In fact, the top spot goes to the lowly Nokia 1110, which saw 250 million sales since its release in 2005. Curiously, sales of that single model eclipse that of Motorola’s appearances on the list (which include the first flip phone, the StarTAC in ’96 and the RAZR V3 in 2004) which only total 225 million units. Having said that though, just the Motorola entries on the list have sold more units than all of the smartphones on the list – the Android-powered Galaxy S II and S III and the iOS-powered iPhone 3GS and 4S. In total, dumb phones make up a massive 91% of the total sales included on the list.
Of course, feature phones are on the way out as smartphones become increasingly cheaper and more accessible to those in emerging markets. Only 17% of the sales totals on the list come from phones released after 2008 – by which point the iPhone 3G and the first Android phone, the T-Mobile G1 have been released. And of these phones that made it into the top 20 and were released after 2008, 53% were smartphones.

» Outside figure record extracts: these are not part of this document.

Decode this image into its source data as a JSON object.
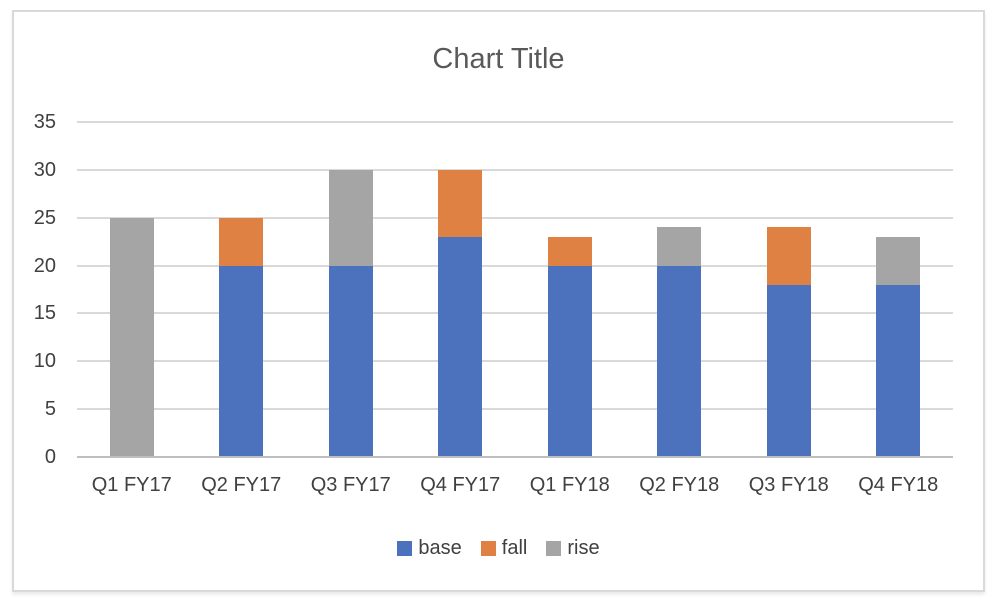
{
  "page": {
    "background": "#ffffff",
    "frame_border_color": "#d9d9d9"
  },
  "chart_data": {
    "type": "bar",
    "stacked": true,
    "title": "Chart Title",
    "title_color": "#595959",
    "label_color": "#404040",
    "gridline_color": "#d9d9d9",
    "axis_line_color": "#bfbfbf",
    "categories": [
      "Q1 FY17",
      "Q2 FY17",
      "Q3 FY17",
      "Q4 FY17",
      "Q1 FY18",
      "Q2 FY18",
      "Q3 FY18",
      "Q4 FY18"
    ],
    "series": [
      {
        "name": "base",
        "color": "#4c72be",
        "values": [
          0,
          20,
          20,
          23,
          20,
          20,
          18,
          18
        ]
      },
      {
        "name": "fall",
        "color": "#e08144",
        "values": [
          0,
          5,
          0,
          7,
          3,
          0,
          6,
          0
        ]
      },
      {
        "name": "rise",
        "color": "#a5a5a5",
        "values": [
          25,
          0,
          10,
          0,
          0,
          4,
          0,
          5
        ]
      }
    ],
    "totals": [
      25,
      25,
      30,
      30,
      23,
      24,
      24,
      23
    ],
    "xlabel": "",
    "ylabel": "",
    "ylim": [
      0,
      35
    ],
    "yticks": [
      0,
      5,
      10,
      15,
      20,
      25,
      30,
      35
    ],
    "grid": true,
    "legend_position": "bottom",
    "legend_labels": [
      "base",
      "fall",
      "rise"
    ]
  }
}
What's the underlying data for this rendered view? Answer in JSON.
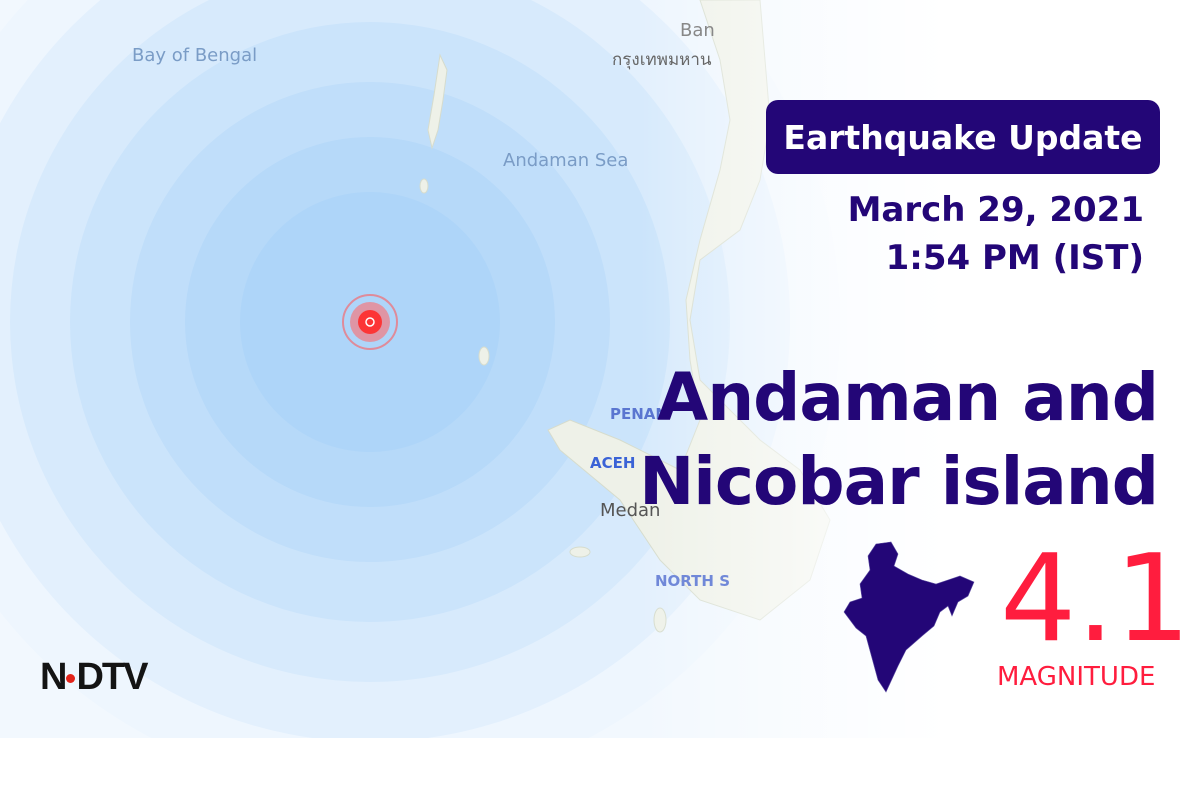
{
  "map": {
    "labels": {
      "bay_of_bengal": "Bay of Bengal",
      "andaman_sea": "Andaman Sea",
      "aceh": "ACEH",
      "penang": "PENAN",
      "medan": "Medan",
      "north_sumatra": "NORTH S",
      "bangkok_thai": "กรุงเทพมหาน",
      "bangkok": "Ban"
    },
    "water_color": "#aad3f7",
    "ring_color": "#8ec5f5",
    "epicenter_color": "#ff2a2a"
  },
  "header": {
    "badge": "Earthquake Update",
    "date": "March 29, 2021",
    "time": "1:54 PM (IST)",
    "badge_color": "#230677"
  },
  "location": {
    "line1": "Andaman and",
    "line2": "Nicobar island"
  },
  "magnitude": {
    "value": "4.1",
    "label": "MAGNITUDE",
    "color": "#ff1d3e"
  },
  "logo": {
    "text": "NDTV"
  }
}
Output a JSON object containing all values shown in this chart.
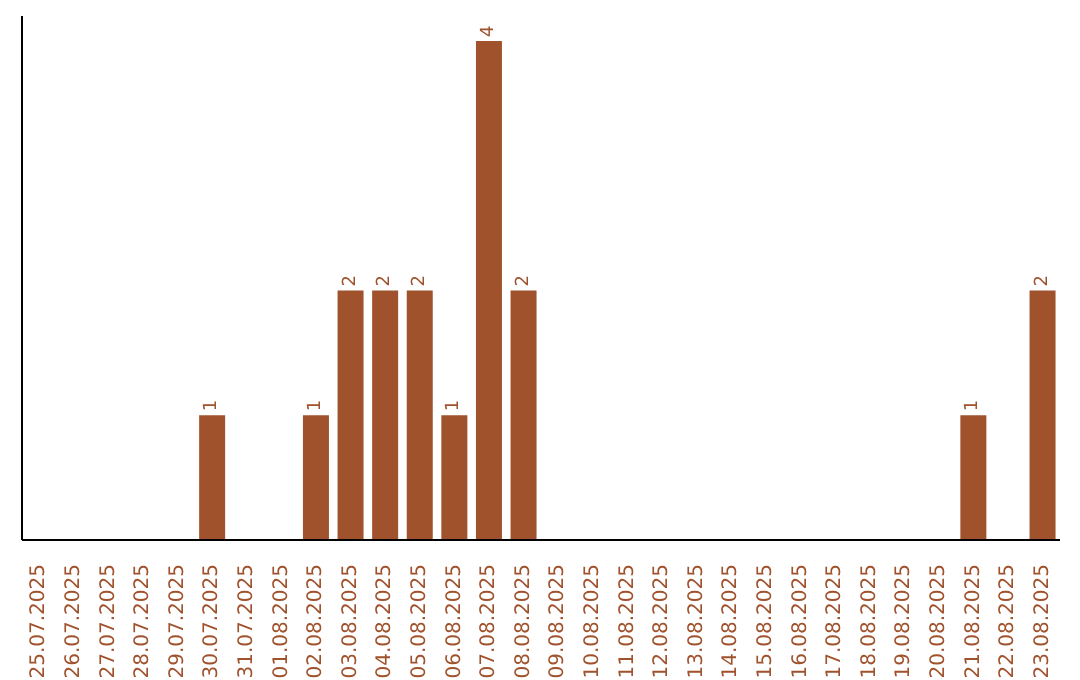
{
  "chart_data": {
    "type": "bar",
    "categories": [
      "25.07.2025",
      "26.07.2025",
      "27.07.2025",
      "28.07.2025",
      "29.07.2025",
      "30.07.2025",
      "31.07.2025",
      "01.08.2025",
      "02.08.2025",
      "03.08.2025",
      "04.08.2025",
      "05.08.2025",
      "06.08.2025",
      "07.08.2025",
      "08.08.2025",
      "09.08.2025",
      "10.08.2025",
      "11.08.2025",
      "12.08.2025",
      "13.08.2025",
      "14.08.2025",
      "15.08.2025",
      "16.08.2025",
      "17.08.2025",
      "18.08.2025",
      "19.08.2025",
      "20.08.2025",
      "21.08.2025",
      "22.08.2025",
      "23.08.2025"
    ],
    "values": [
      0,
      0,
      0,
      0,
      0,
      1,
      0,
      0,
      1,
      2,
      2,
      2,
      1,
      4,
      2,
      0,
      0,
      0,
      0,
      0,
      0,
      0,
      0,
      0,
      0,
      0,
      0,
      1,
      0,
      2
    ],
    "value_labels": [
      null,
      null,
      null,
      null,
      null,
      "1",
      null,
      null,
      "1",
      "2",
      "2",
      "2",
      "1",
      "4",
      "2",
      null,
      null,
      null,
      null,
      null,
      null,
      null,
      null,
      null,
      null,
      null,
      null,
      "1",
      null,
      "2"
    ],
    "color": "#a0522d",
    "grid": false,
    "legend": false
  }
}
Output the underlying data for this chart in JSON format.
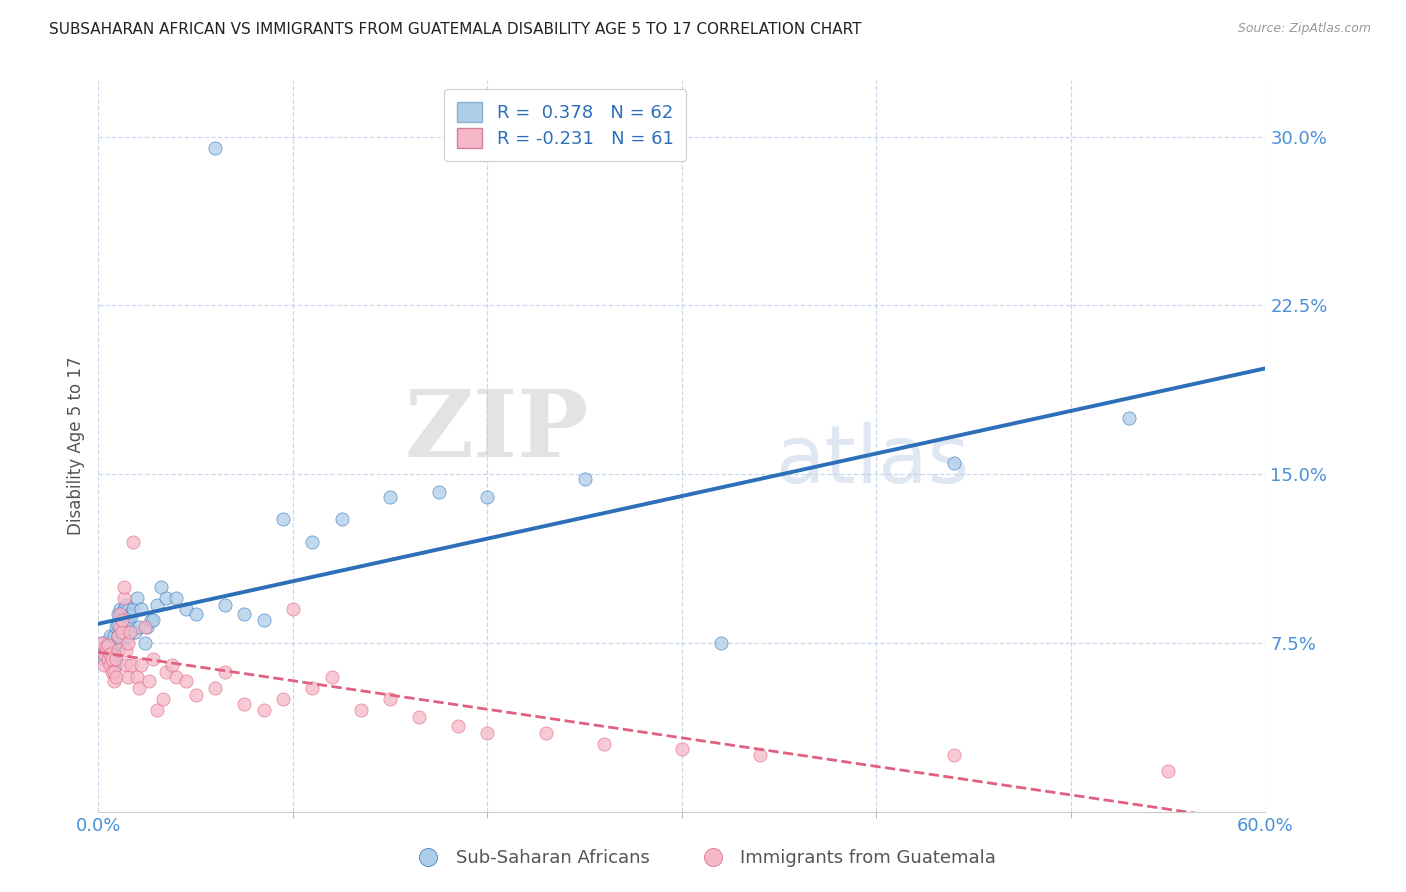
{
  "title": "SUBSAHARAN AFRICAN VS IMMIGRANTS FROM GUATEMALA DISABILITY AGE 5 TO 17 CORRELATION CHART",
  "source": "Source: ZipAtlas.com",
  "ylabel": "Disability Age 5 to 17",
  "xmin": 0.0,
  "xmax": 0.6,
  "ymin": 0.0,
  "ymax": 0.325,
  "yticks": [
    0.0,
    0.075,
    0.15,
    0.225,
    0.3
  ],
  "ytick_labels": [
    "",
    "7.5%",
    "15.0%",
    "22.5%",
    "30.0%"
  ],
  "xtick_positions": [
    0.0,
    0.6
  ],
  "xtick_labels": [
    "0.0%",
    "60.0%"
  ],
  "blue_R": 0.378,
  "blue_N": 62,
  "pink_R": -0.231,
  "pink_N": 61,
  "blue_color": "#aecde8",
  "blue_line_color": "#2e6fba",
  "pink_color": "#f4b8c8",
  "pink_line_color": "#e06080",
  "blue_label": "Sub-Saharan Africans",
  "pink_label": "Immigrants from Guatemala",
  "watermark_zip": "ZIP",
  "watermark_atlas": "atlas",
  "background_color": "#ffffff",
  "grid_color": "#c8d8ec",
  "title_color": "#222222",
  "axis_label_color": "#555555",
  "tick_label_color": "#4a90d9",
  "blue_scatter_x": [
    0.002,
    0.003,
    0.003,
    0.004,
    0.005,
    0.005,
    0.006,
    0.006,
    0.007,
    0.007,
    0.008,
    0.008,
    0.008,
    0.009,
    0.009,
    0.009,
    0.01,
    0.01,
    0.01,
    0.01,
    0.011,
    0.011,
    0.012,
    0.012,
    0.013,
    0.013,
    0.014,
    0.014,
    0.015,
    0.015,
    0.015,
    0.016,
    0.017,
    0.018,
    0.019,
    0.02,
    0.021,
    0.022,
    0.024,
    0.025,
    0.027,
    0.028,
    0.03,
    0.032,
    0.035,
    0.04,
    0.045,
    0.05,
    0.06,
    0.065,
    0.075,
    0.085,
    0.095,
    0.11,
    0.125,
    0.15,
    0.175,
    0.2,
    0.25,
    0.32,
    0.44,
    0.53
  ],
  "blue_scatter_y": [
    0.075,
    0.07,
    0.068,
    0.072,
    0.073,
    0.076,
    0.075,
    0.078,
    0.07,
    0.074,
    0.068,
    0.072,
    0.078,
    0.065,
    0.07,
    0.082,
    0.075,
    0.078,
    0.083,
    0.088,
    0.076,
    0.09,
    0.075,
    0.08,
    0.082,
    0.09,
    0.085,
    0.092,
    0.078,
    0.085,
    0.09,
    0.088,
    0.087,
    0.09,
    0.08,
    0.095,
    0.082,
    0.09,
    0.075,
    0.082,
    0.085,
    0.085,
    0.092,
    0.1,
    0.095,
    0.095,
    0.09,
    0.088,
    0.295,
    0.092,
    0.088,
    0.085,
    0.13,
    0.12,
    0.13,
    0.14,
    0.142,
    0.14,
    0.148,
    0.075,
    0.155,
    0.175
  ],
  "pink_scatter_x": [
    0.002,
    0.003,
    0.003,
    0.004,
    0.005,
    0.005,
    0.006,
    0.006,
    0.007,
    0.007,
    0.008,
    0.008,
    0.009,
    0.009,
    0.01,
    0.01,
    0.011,
    0.011,
    0.012,
    0.012,
    0.013,
    0.013,
    0.014,
    0.014,
    0.015,
    0.015,
    0.016,
    0.017,
    0.018,
    0.02,
    0.021,
    0.022,
    0.024,
    0.026,
    0.028,
    0.03,
    0.033,
    0.035,
    0.038,
    0.04,
    0.045,
    0.05,
    0.06,
    0.065,
    0.075,
    0.085,
    0.095,
    0.1,
    0.11,
    0.12,
    0.135,
    0.15,
    0.165,
    0.185,
    0.2,
    0.23,
    0.26,
    0.3,
    0.34,
    0.44,
    0.55
  ],
  "pink_scatter_y": [
    0.075,
    0.07,
    0.065,
    0.073,
    0.068,
    0.074,
    0.07,
    0.065,
    0.062,
    0.068,
    0.058,
    0.062,
    0.068,
    0.06,
    0.072,
    0.078,
    0.082,
    0.088,
    0.08,
    0.085,
    0.095,
    0.1,
    0.065,
    0.072,
    0.075,
    0.06,
    0.08,
    0.065,
    0.12,
    0.06,
    0.055,
    0.065,
    0.082,
    0.058,
    0.068,
    0.045,
    0.05,
    0.062,
    0.065,
    0.06,
    0.058,
    0.052,
    0.055,
    0.062,
    0.048,
    0.045,
    0.05,
    0.09,
    0.055,
    0.06,
    0.045,
    0.05,
    0.042,
    0.038,
    0.035,
    0.035,
    0.03,
    0.028,
    0.025,
    0.025,
    0.018
  ]
}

It’s kind of a sad state of affairs to look at the list, really, to consider how far these feature phone manufacturers have fallen. Nokia, whose phones make up 78% of the top 20 sales volume, had to abandon its Symbian platform in 2011 and pinned its hopes on the unproven Windows Phone operating system. With its total Windows Phone sales measuring under 15 million in the last five quarters, it’s clear to see that Nokia are nowhere near their former glory.
Motorola isn’t faring much better. While the company’s mobile division was acquired by Google last year, we still haven’t seen any massively popular releases, despite the revival of the RAZR brand with a new line of Android-powered smartphones.
While Samsung and Apple have done well and Motorola and Nokia have done poorly as of late, the market has also become a lot larger and many more companies are taking part including a number of firms from the Far East.
While the burgeoning emerging markets in China, India and beyond will no doubt prove instrumental targets for mobile companies to capture, with so many devices to choose from it will be difficult for any of these manufacturers to break into a ‘Top 20 best-selling phones’ any time in the near future – although ‘total sales by manufacturer’ will certainly continue to be an interesting race.